« Le ciel et la terre, Horatio, recèlent plus de mystères que la raison humaine n’en peut concevoir, » dit le prince Hamlet à son confident, et cette parole inquiète ne manque pas de me revenir à l’esprit quand je songe à la mort tragique et inexpliquée de mon maître et ami M. de Vernières.

On n’a pas oublié les travaux et les découvertes qui ont rendu fameux le nom de ce savant égyptologue. L’histoire du passé, celle de l’Égypte plus particulièrement, l’avait séduit et attiré dès sa jeunesse. La clarté de ses vues, l’ingéniosité de ses déductions, l’élégance de sa parole en firent bientôt un des professeurs les plus écoutés de la Sorbonne. Il connut la gloire de voir s’empresser, sur les gradins d’un amphithéâtre trop petit, des femmes du monde, élégantes, parfumées et curieuses d’inédit. Il fut, durant une saison, à la mode dans les salons de Paris, d’aller assister aux cours de M. de Vernières, comme d’aller prendre un thé dans tel ou tel établissement en renom. Mais le professeur ne se laissa pas griser par l’encens de ses succès. Il les jugeait à leur valeur, car son âme s’élevait d’elle-même au-dessus des petites vanités. Il sollicita, il obtint d’être envoyé en mission dans la patrie des Pharaons. Riche, indépendant et libre de sa fortune, il entreprit des fouilles qui ne tardèrent pas à être fructueuses pour l’art et la science. La mise au jour de la Nécropole de Memphis, longtemps recherchée en vain, révolutionna le monde savant. M. de Vernières, dont j’avais été l’élève préféré, m’avait fait venir près de lui en Égypte et j’eus la joie passionnante d’assister aux premières découvertes. Sous la couche de sable, les tombes se révélèrent, admirablement conservées, intactes et prêtes à livrer leurs secrets. On put voir dans nos musées les momies étonnamment conservées des danseurs, des prêtresses, des courtisanes dont M. de Vernières les a peuplés. Après tant et tant milliers d’années, tous ces personnages s’offraient à nos regards émerveillés, entourés des attributs de leur profession, dans leurs vêtements aux étoffes à peine pâlies et décolorées. Rien ne saurait exprimer l’enchantement et l’enthousiasme qui nous soulevaient à ces émouvantes apparitions. Cependant, les obligations de la vie me rappelèrent en France et je dus à regret laisser mon maître poursuivre seul ses recherches.

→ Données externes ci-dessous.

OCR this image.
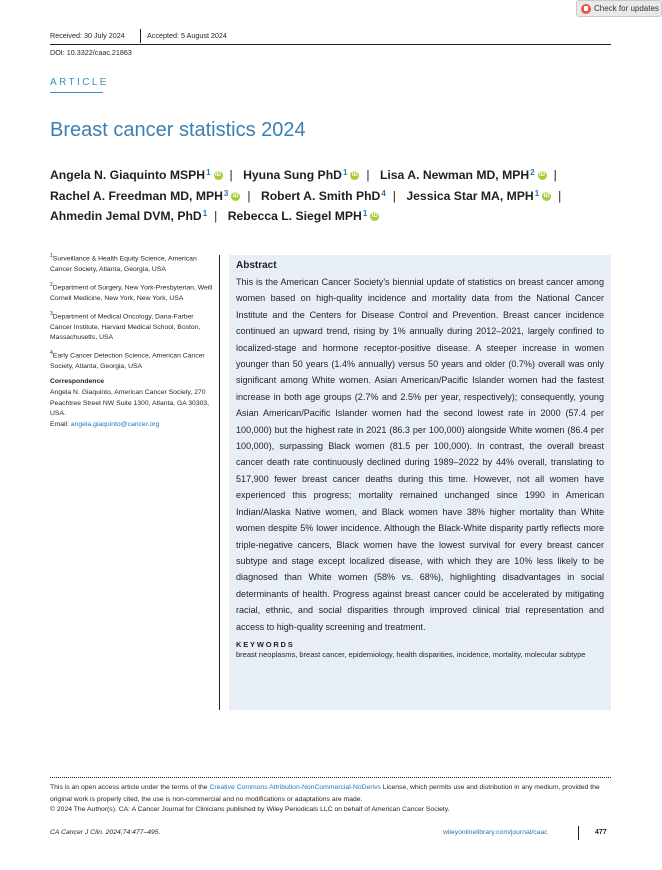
Check for updates
Received: 30 July 2024	Accepted: 5 August 2024
DOI: 10.3322/caac.21863
ARTICLE
Breast cancer statistics 2024
Angela N. Giaquinto MSPH$^1$ iD | Hyuna Sung PhD$^1$ iD | Lisa A. Newman MD, MPH$^2$ iD |
Rachel A. Freedman MD, MPH$^3$ iD | Robert A. Smith PhD$^4$ | Jessica Star MA, MPH$^1$ iD |
Ahmedin Jemal DVM, PhD$^1$ | Rebecca L. Siegel MPH$^1$ iD
$^1$Surveillance & Health Equity Science, American Cancer Society, Atlanta, Georgia, USA
$^2$Department of Surgery, New York-Presbyterian, Weill Cornell Medicine, New York, New York, USA
$^3$Department of Medical Oncology, Dana-Farber Cancer Institute, Harvard Medical School, Boston, Massachusetts, USA
$^4$Early Cancer Detection Science, American Cancer Society, Atlanta, Georgia, USA
Correspondence
Angela N. Giaquinto, American Cancer Society, 270 Peachtree Street NW Suite 1300, Atlanta, GA 30303, USA.
Email: angela.giaquinto@cancer.org
Abstract
This is the American Cancer Society's biennial update of statistics on breast cancer among women based on high-quality incidence and mortality data from the National Cancer Institute and the Centers for Disease Control and Prevention. Breast cancer incidence continued an upward trend, rising by 1% annually during 2012–2021, largely confined to localized-stage and hormone receptor-positive disease. A steeper increase in women younger than 50 years (1.4% annually) versus 50 years and older (0.7%) overall was only significant among White women. Asian American/Pacific Islander women had the fastest increase in both age groups (2.7% and 2.5% per year, respectively); consequently, young Asian American/Pacific Islander women had the second lowest rate in 2000 (57.4 per 100,000) but the highest rate in 2021 (86.3 per 100,000) alongside White women (86.4 per 100,000), surpassing Black women (81.5 per 100,000). In contrast, the overall breast cancer death rate continuously declined during 1989–2022 by 44% overall, translating to 517,900 fewer breast cancer deaths during this time. However, not all women have experienced this progress; mortality remained unchanged since 1990 in American Indian/Alaska Native women, and Black women have 38% higher mortality than White women despite 5% lower incidence. Although the Black-White disparity partly reflects more triple-negative cancers, Black women have the lowest survival for every breast cancer subtype and stage except localized disease, with which they are 10% less likely to be diagnosed than White women (58% vs. 68%), highlighting disadvantages in social determinants of health. Progress against breast cancer could be accelerated by mitigating racial, ethnic, and social disparities through improved clinical trial representation and access to high-quality screening and treatment.
KEYWORDS
breast neoplasms, breast cancer, epidemiology, health disparities, incidence, mortality, molecular subtype
This is an open access article under the terms of the Creative Commons Attribution-NonCommercial-NoDerivs License, which permits use and distribution in any medium, provided the original work is properly cited, the use is non-commercial and no modifications or adaptations are made.
© 2024 The Author(s). CA: A Cancer Journal for Clinicians published by Wiley Periodicals LLC on behalf of American Cancer Society.
CA Cancer J Clin. 2024;74:477–495.	wileyonlinelibrary.com/journal/caac	477
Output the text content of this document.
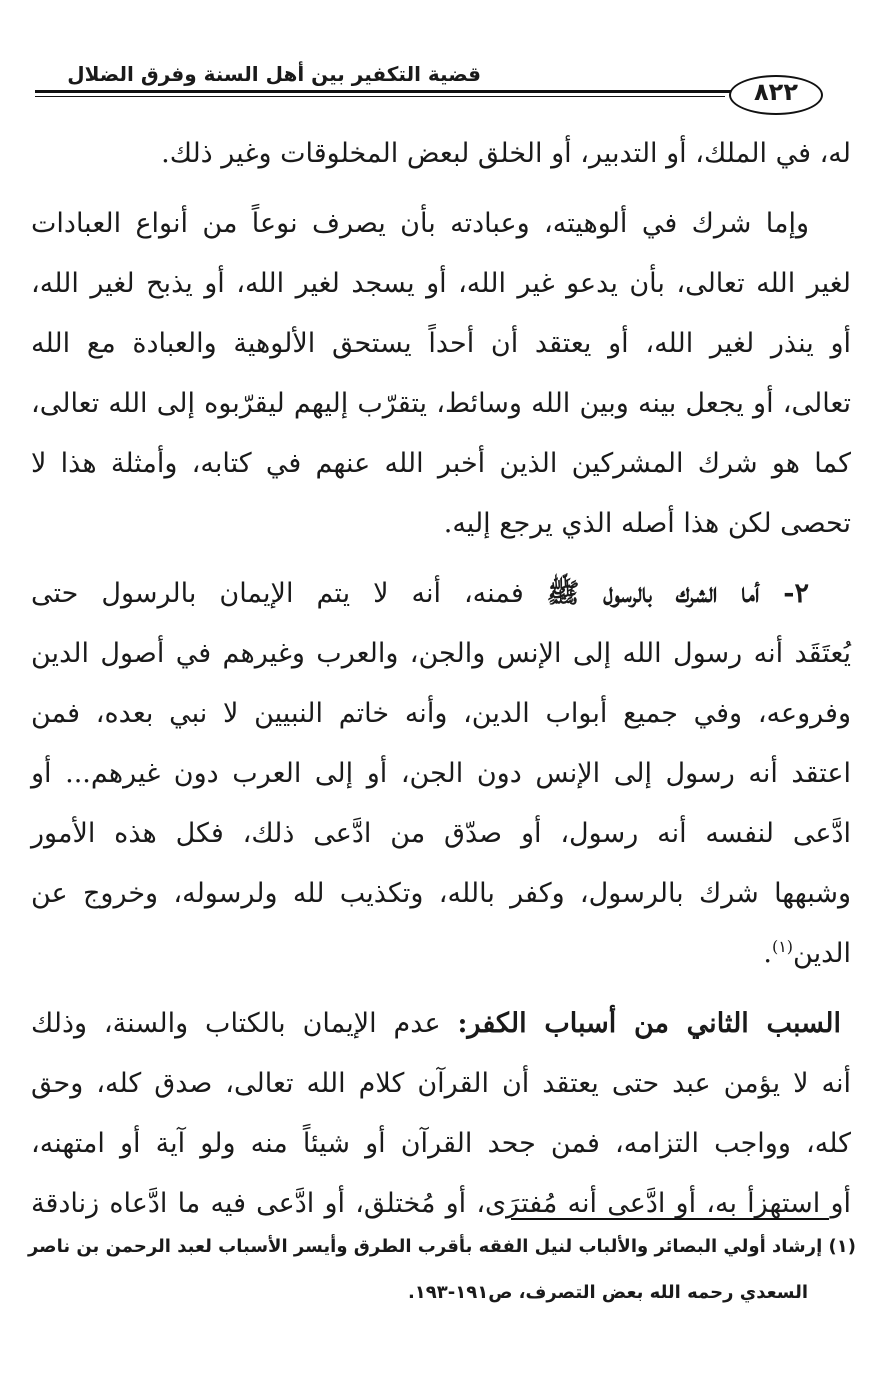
قضية التكفير بين أهل السنة وفرق الضلال
٨٢٢
له، في الملك، أو التدبير، أو الخلق لبعض المخلوقات وغير ذلك.
وإما شرك في ألوهيته، وعبادته بأن يصرف نوعاً من أنواع العبادات
لغير الله تعالى، بأن يدعو غير الله، أو يسجد لغير الله، أو يذبح لغير الله،
أو ينذر لغير الله، أو يعتقد أن أحداً يستحق الألوهية والعبادة مع الله
تعالى، أو يجعل بينه وبين الله وسائط، يتقرّب إليهم ليقرّبوه إلى الله تعالى،
كما هو شرك المشركين الذين أخبر الله عنهم في كتابه، وأمثلة هذا لا
تحصى لكن هذا أصله الذي يرجع إليه.
٢- أما الشرك بالرسول ﷺ فمنه، أنه لا يتم الإيمان بالرسول حتى
يُعتَقَد أنه رسول الله إلى الإنس والجن، والعرب وغيرهم في أصول الدين
وفروعه، وفي جميع أبواب الدين، وأنه خاتم النبيين لا نبي بعده، فمن
اعتقد أنه رسول إلى الإنس دون الجن، أو إلى العرب دون غيرهم... أو
ادَّعى لنفسه أنه رسول، أو صدّق من ادَّعى ذلك، فكل هذه الأمور
وشبهها شرك بالرسول، وكفر بالله، وتكذيب لله ولرسوله، وخروج عن
الدين$^{(١)}$.
السبب الثاني من أسباب الكفر: عدم الإيمان بالكتاب والسنة، وذلك
أنه لا يؤمن عبد حتى يعتقد أن القرآن كلام الله تعالى، صدق كله، وحق
كله، وواجب التزامه، فمن جحد القرآن أو شيئاً منه ولو آية أو امتهنه،
أو استهزأ به، أو ادَّعى أنه مُفترَى، أو مُختلق، أو ادَّعى فيه ما ادَّعاه زنادقة
(١) إرشاد أولي البصائر والألباب لنيل الفقه بأقرب الطرق وأيسر الأسباب لعبد الرحمن بن ناصر
السعدي رحمه الله بعض التصرف، ص١٩١-١٩٣.
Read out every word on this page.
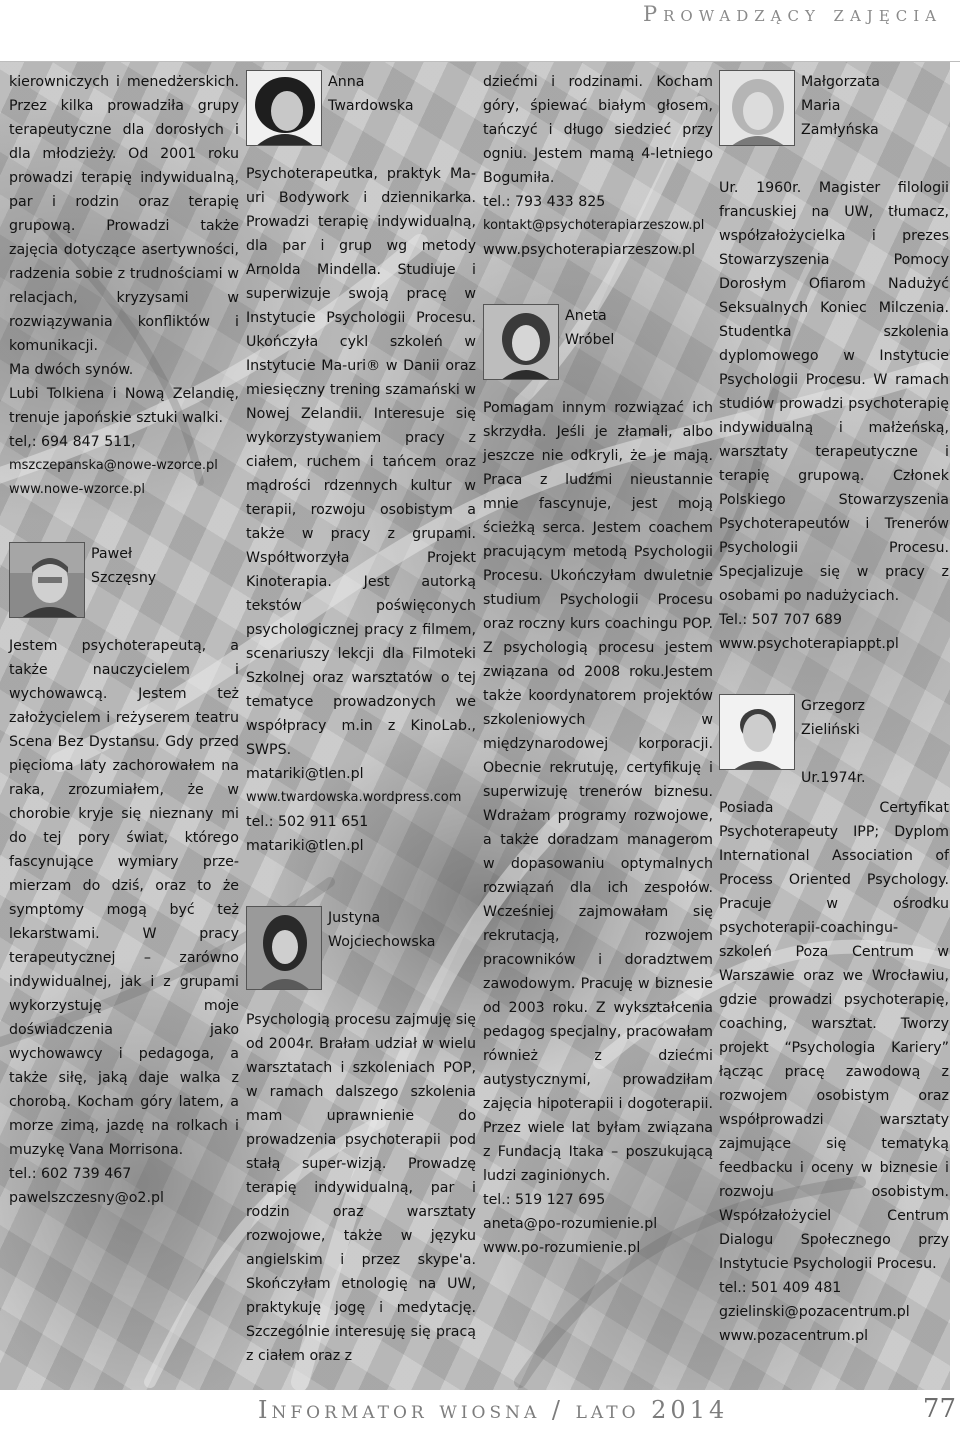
Prowadzący zajęcia
kierowniczych i menedżerskich. Przez kilka prowadziła grupy terapeutyczne dla dorosłych i dla młodzieży. Od 2001 roku prowadzi terapię indywidualną, par i rodzin oraz terapię grupową. Prowadzi także zajęcia dotyczące asertywności, radzenia sobie z trudnościami w relacjach, kryzysami w rozwiązywania konfliktów i komunikacji.
Ma dwóch synów.
Lubi Tolkiena i Nową Zelandię, trenuje japońskie sztuki walki.
tel,: 694 847 511,
mszczepanska@nowe-wzorce.pl
www.nowe-wzorce.pl
Paweł
Szczęsny
Jestem psychoterapeutą, a także nauczycielem i wychowawcą. Jestem też założycielem i reżyserem teatru Scena Bez Dystansu. Gdy przed pięcioma laty zachorowałem na raka, zrozumiałem, że w chorobie kryje się nieznany mi do tej pory świat, którego fascynujące wymiary prze-mierzam do dziś, oraz to że symptomy mogą być też lekarstwami. W pracy terapeutycznej – zarówno indywidualnej, jak i z grupami wykorzystuję moje doświadczenia jako wychowawcy i pedagoga, a także siłę, jaką daje walka z chorobą. Kocham góry latem, a morze zimą, jazdę na rolkach i muzykę Vana Morrisona.
tel.: 602 739 467
pawelszczesny@o2.pl
Anna
Twardowska
Psychoterapeutka, praktyk Ma-uri Bodywork i dziennikarka. Prowadzi terapię indywidualną, dla par i grup wg metody Arnolda Mindella. Studiuje i superwizuje swoją pracę w Instytucie Psychologii Procesu. Ukończyła cykl szkoleń w Instytucie Ma-uri® w Danii oraz miesięczny trening szamański w Nowej Zelandii. Interesuje się wykorzystywaniem pracy z ciałem, ruchem i tańcem oraz mądrości rdzennych kultur w terapii, rozwoju osobistym a także w pracy z grupami. Współtworzyła Projekt Kinoterapia. Jest autorką tekstów poświęconych psychologicznej pracy z filmem, scenariuszy lekcji dla Filmoteki Szkolnej oraz warsztatów o tej tematyce prowadzonych we współpracy m.in z KinoLab., SWPS.
matariki@tlen.pl
www.twardowska.wordpress.com
tel.: 502 911 651
matariki@tlen.pl
Justyna
Wojciechowska
Psychologią procesu zajmuję się od 2004r. Brałam udział w wielu warsztatach i szkoleniach POP, w ramach dalszego szkolenia mam uprawnienie do prowadzenia psychoterapii pod stałą super-wizją. Prowadzę terapię indywidualną, par i rodzin oraz warsztaty rozwojowe, także w języku angielskim i przez skype'a. Skończyłam etnologię na UW, praktykuję jogę i medytację. Szczególnie interesuję się pracą z ciałem oraz z
dziećmi i rodzinami. Kocham góry, śpiewać białym głosem, tańczyć i długo siedzieć przy ogniu. Jestem mamą 4-letniego Bogumiła.
tel.: 793 433 825
kontakt@psychoterapiarzeszow.pl
www.psychoterapiarzeszow.pl
Aneta
Wróbel
Pomagam innym rozwiązać ich skrzydła. Jeśli je złamali, albo jeszcze nie odkryli, że je mają. Praca z ludźmi nieustannie mnie fascynuje, jest moją ścieżką serca. Jestem coachem pracującym metodą Psychologii Procesu. Ukończyłam dwuletnie studium Psychologii Procesu oraz roczny kurs coachingu POP. Z psychologią procesu jestem związana od 2008 roku.Jestem także koordynatorem projektów szkoleniowych w międzynarodowej korporacji. Obecnie rekrutuję, certyfikuję i superwizuję trenerów biznesu. Wdrażam programy rozwojowe, a także doradzam managerom w dopasowaniu optymalnych rozwiązań dla ich zespołów. Wcześniej zajmowałam się rekrutacją, rozwojem pracowników i doradztwem zawodowym. Pracuję w biznesie od 2003 roku. Z wykształcenia pedagog specjalny, pracowałam również z dziećmi autystycznymi, prowadziłam zajęcia hipoterapii i dogoterapii. Przez wiele lat byłam związana z Fundacją Itaka – poszukującą ludzi zaginionych.
tel.: 519 127 695
aneta@po-rozumienie.pl
www.po-rozumienie.pl
Małgorzata
Maria
Zamłyńska
Ur. 1960r. Magister filologii francuskiej na UW, tłumacz, współzałożycielka i prezes Stowarzyszenia Pomocy Dorosłym Ofiarom Nadużyć Seksualnych Koniec Milczenia. Studentka szkolenia dyplomowego w Instytucie Psychologii Procesu. W ramach studiów prowadzi psychoterapię indywidualną i małżeńską, warsztaty terapeutyczne i terapię grupową. Członek Polskiego Stowarzyszenia Psychoterapeutów i Trenerów Psychologii Procesu. Specjalizuje się w pracy z osobami po nadużyciach.
Tel.: 507 707 689
www.psychoterapiappt.pl
Grzegorz
Zieliński
Ur.1974r.
Posiada Certyfikat Psychoterapeuty IPP; Dyplom International Association of Process Oriented Psychology. Pracuje w ośrodku psychoterapii-coachingu-szkoleń Poza Centrum w Warszawie oraz we Wrocławiu, gdzie prowadzi psychoterapię, coaching, warsztat. Tworzy projekt “Psychologia Kariery” łącząc pracę zawodową z rozwojem osobistym oraz współprowadzi warsztaty zajmujące się tematyką feedbacku i oceny w biznesie i rozwoju osobistym. Współzałożyciel Centrum Dialogu Społecznego przy Instytucie Psychologii Procesu.
tel.: 501 409 481
gzielinski@pozacentrum.pl
www.pozacentrum.pl
Informator wiosna / lato 2014	77
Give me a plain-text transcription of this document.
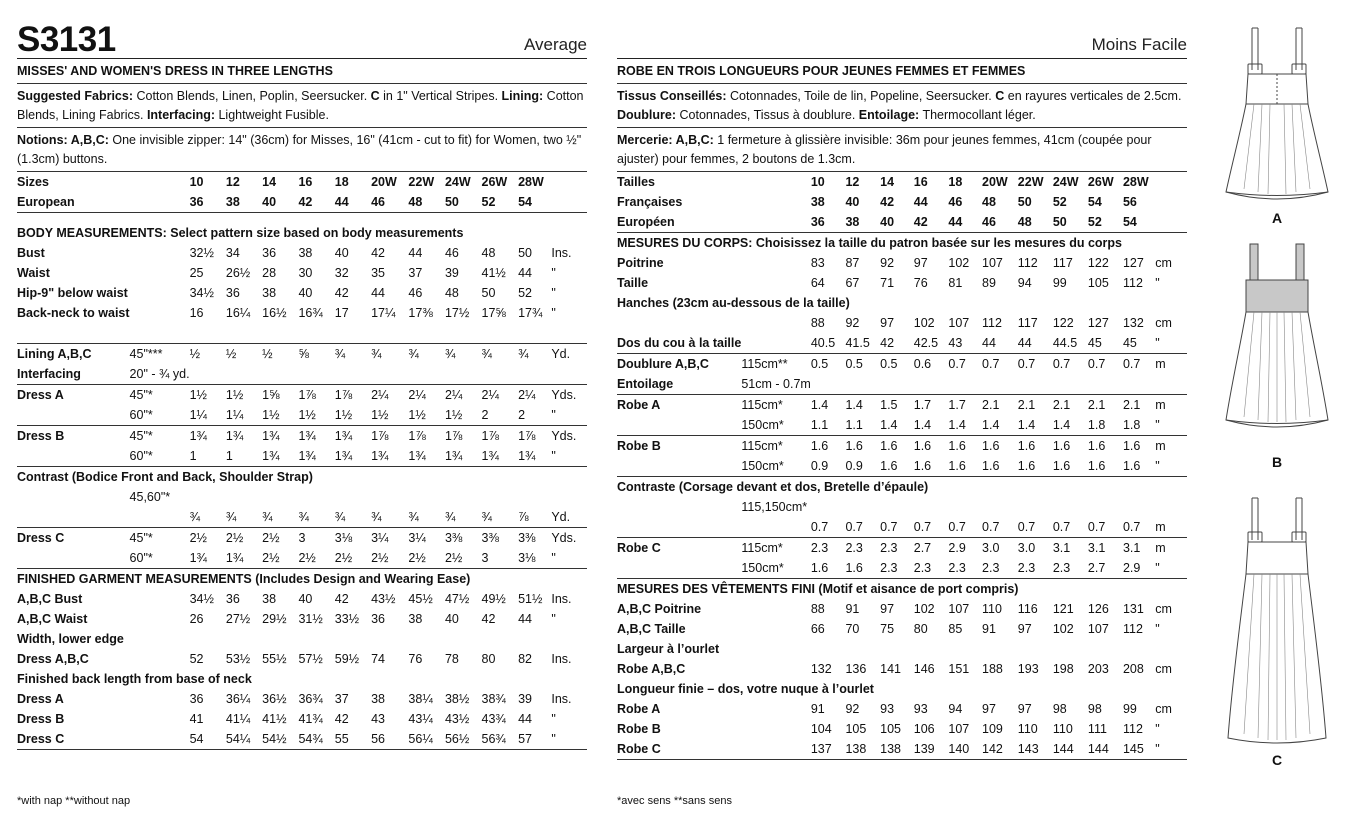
S3131	Average
MISSES' AND WOMEN'S DRESS IN THREE LENGTHS
Suggested Fabrics: Cotton Blends, Linen, Poplin, Seersucker. C in 1" Vertical Stripes. Lining: Cotton Blends, Lining Fabrics. Interfacing: Lightweight Fusible.
Notions: A,B,C: One invisible zipper: 14" (36cm) for Misses, 16" (41cm - cut to fit) for Women, two ½" (1.3cm) buttons.
Sizes		10	12	14	16	18	20W	22W	24W	26W	28W	
European		36	38	40	42	44	46	48	50	52	54	

BODY MEASUREMENTS: Select pattern size based on body measurements												
Bust		32½	34	36	38	40	42	44	46	48	50	Ins.
Waist		25	26½	28	30	32	35	37	39	41½	44	"
Hip-9" below waist		34½	36	38	40	42	44	46	48	50	52	"
Back-neck to waist		16	16¼	16½	16¾	17	17¼	17⅜	17½	17⅝	17¾	"

Lining A,B,C	45"***	½	½	½	⅝	¾	¾	¾	¾	¾	¾	Yd.
Interfacing	20" - ¾ yd.											
Dress A	45"*	1½	1½	1⅝	1⅞	1⅞	2¼	2¼	2¼	2¼	2¼	Yds.
	60"*	1¼	1¼	1½	1½	1½	1½	1½	1½	2	2	"
Dress B	45"*	1¾	1¾	1¾	1¾	1¾	1⅞	1⅞	1⅞	1⅞	1⅞	Yds.
	60"*	1	1	1¾	1¾	1¾	1¾	1¾	1¾	1¾	1¾	"
Contrast (Bodice Front and Back, Shoulder Strap)												
	45,60"*											
		¾	¾	¾	¾	¾	¾	¾	¾	¾	⅞	Yd.
Dress C	45"*	2½	2½	2½	3	3⅛	3¼	3¼	3⅜	3⅜	3⅜	Yds.
	60"*	1¾	1¾	2½	2½	2½	2½	2½	2½	3	3⅛	"
FINISHED GARMENT MEASUREMENTS (Includes Design and Wearing Ease)												
A,B,C Bust		34½	36	38	40	42	43½	45½	47½	49½	51½	Ins.
A,B,C Waist		26	27½	29½	31½	33½	36	38	40	42	44	"
Width, lower edge												
Dress A,B,C		52	53½	55½	57½	59½	74	76	78	80	82	Ins.
Finished back length from base of neck												
Dress A		36	36¼	36½	36¾	37	38	38¼	38½	38¾	39	Ins.
Dress B		41	41¼	41½	41¾	42	43	43¼	43½	43¾	44	"
Dress C		54	54¼	54½	54¾	55	56	56¼	56½	56¾	57	"
*with nap **without nap
Moins Facile
ROBE EN TROIS LONGUEURS POUR JEUNES FEMMES ET FEMMES
Tissus Conseillés: Cotonnades, Toile de lin, Popeline, Seersucker. C en rayures verticales de 2.5cm. Doublure: Cotonnades, Tissus à doublure. Entoilage: Thermocollant léger.
Mercerie: A,B,C: 1 fermeture à glissière invisible: 36m pour jeunes femmes, 41cm (coupée pour ajuster) pour femmes, 2 boutons de 1.3cm.
Tailles		10	12	14	16	18	20W	22W	24W	26W	28W	
Françaises		38	40	42	44	46	48	50	52	54	56	
Européen		36	38	40	42	44	46	48	50	52	54	
MESURES DU CORPS: Choisissez la taille du patron basée sur les mesures du corps												
Poitrine		83	87	92	97	102	107	112	117	122	127	cm
Taille		64	67	71	76	81	89	94	99	105	112	"
Hanches (23cm au-dessous de la taille)												
		88	92	97	102	107	112	117	122	127	132	cm
Dos du cou à la taille		40.5	41.5	42	42.5	43	44	44	44.5	45	45	"
Doublure A,B,C	115cm**	0.5	0.5	0.5	0.6	0.7	0.7	0.7	0.7	0.7	0.7	m
Entoilage	51cm - 0.7m											
Robe A	115cm*	1.4	1.4	1.5	1.7	1.7	2.1	2.1	2.1	2.1	2.1	m
	150cm*	1.1	1.1	1.4	1.4	1.4	1.4	1.4	1.4	1.8	1.8	"
Robe B	115cm*	1.6	1.6	1.6	1.6	1.6	1.6	1.6	1.6	1.6	1.6	m
	150cm*	0.9	0.9	1.6	1.6	1.6	1.6	1.6	1.6	1.6	1.6	"
Contraste (Corsage devant et dos, Bretelle d’épaule)												
	115,150cm*											
		0.7	0.7	0.7	0.7	0.7	0.7	0.7	0.7	0.7	0.7	m
Robe C	115cm*	2.3	2.3	2.3	2.7	2.9	3.0	3.0	3.1	3.1	3.1	m
	150cm*	1.6	1.6	2.3	2.3	2.3	2.3	2.3	2.3	2.7	2.9	"
MESURES DES VÊTEMENTS FINI (Motif et aisance de port compris)												
A,B,C Poitrine		88	91	97	102	107	110	116	121	126	131	cm
A,B,C Taille		66	70	75	80	85	91	97	102	107	112	"
Largeur à l’ourlet												
Robe A,B,C		132	136	141	146	151	188	193	198	203	208	cm
Longueur finie – dos, votre nuque à l’ourlet												
Robe A		91	92	93	93	94	97	97	98	98	99	cm
Robe B		104	105	105	106	107	109	110	110	111	112	"
Robe C		137	138	138	139	140	142	143	144	144	145	"
*avec sens **sans sens
A
B
C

Des mois passèrent… De temps en temps, un télégramme m’annonçait quelque découverte extraordinaire ; puis les semaines s’enfuirent et je commençais à m’inquiéter du silence persistant, lorsqu’une brève lettre m’apprit que M. de Vernières était de retour et qu’il désirait me voir sans tarder. Je me rendis aussitôt à l’adresse indiquée. C’était du côté d’Auteuil, une maison isolée dans un grand jardin. Le professeur vint m’ouvrir lui-même. Je le trouvai fort changé. Il avait vieilli durant ces mois d’absence ; les cheveux grisonnaient sur les tempes amaigries. Mais ce qui me frappa, ce fut surtout l’expression inquiète et je dirai surnaturelle de son regard, un regard brillant de flamme intérieure, et comme tout empli de l’au-delà.

« Vous voilà donc de retour, mon cher maître, m’écriai-je, après qu’il m’eut fraternellement serré sur son cœur.

– Oui, mon ami, et, cette fois-ci pour toujours.

– Quoi !… vous songeriez à abandonner l’Égypte… et les fouilles qui ne sont encore qu’à leur début ?… Que de trésors nous sont promis encore !…

– Je le sais !… mais après ce que j’ai découvert, j’estime inutile de continuer… car je ne trouverai certainement rien de plus merveilleux… »

Je le regardai avec surprise. Il se leva.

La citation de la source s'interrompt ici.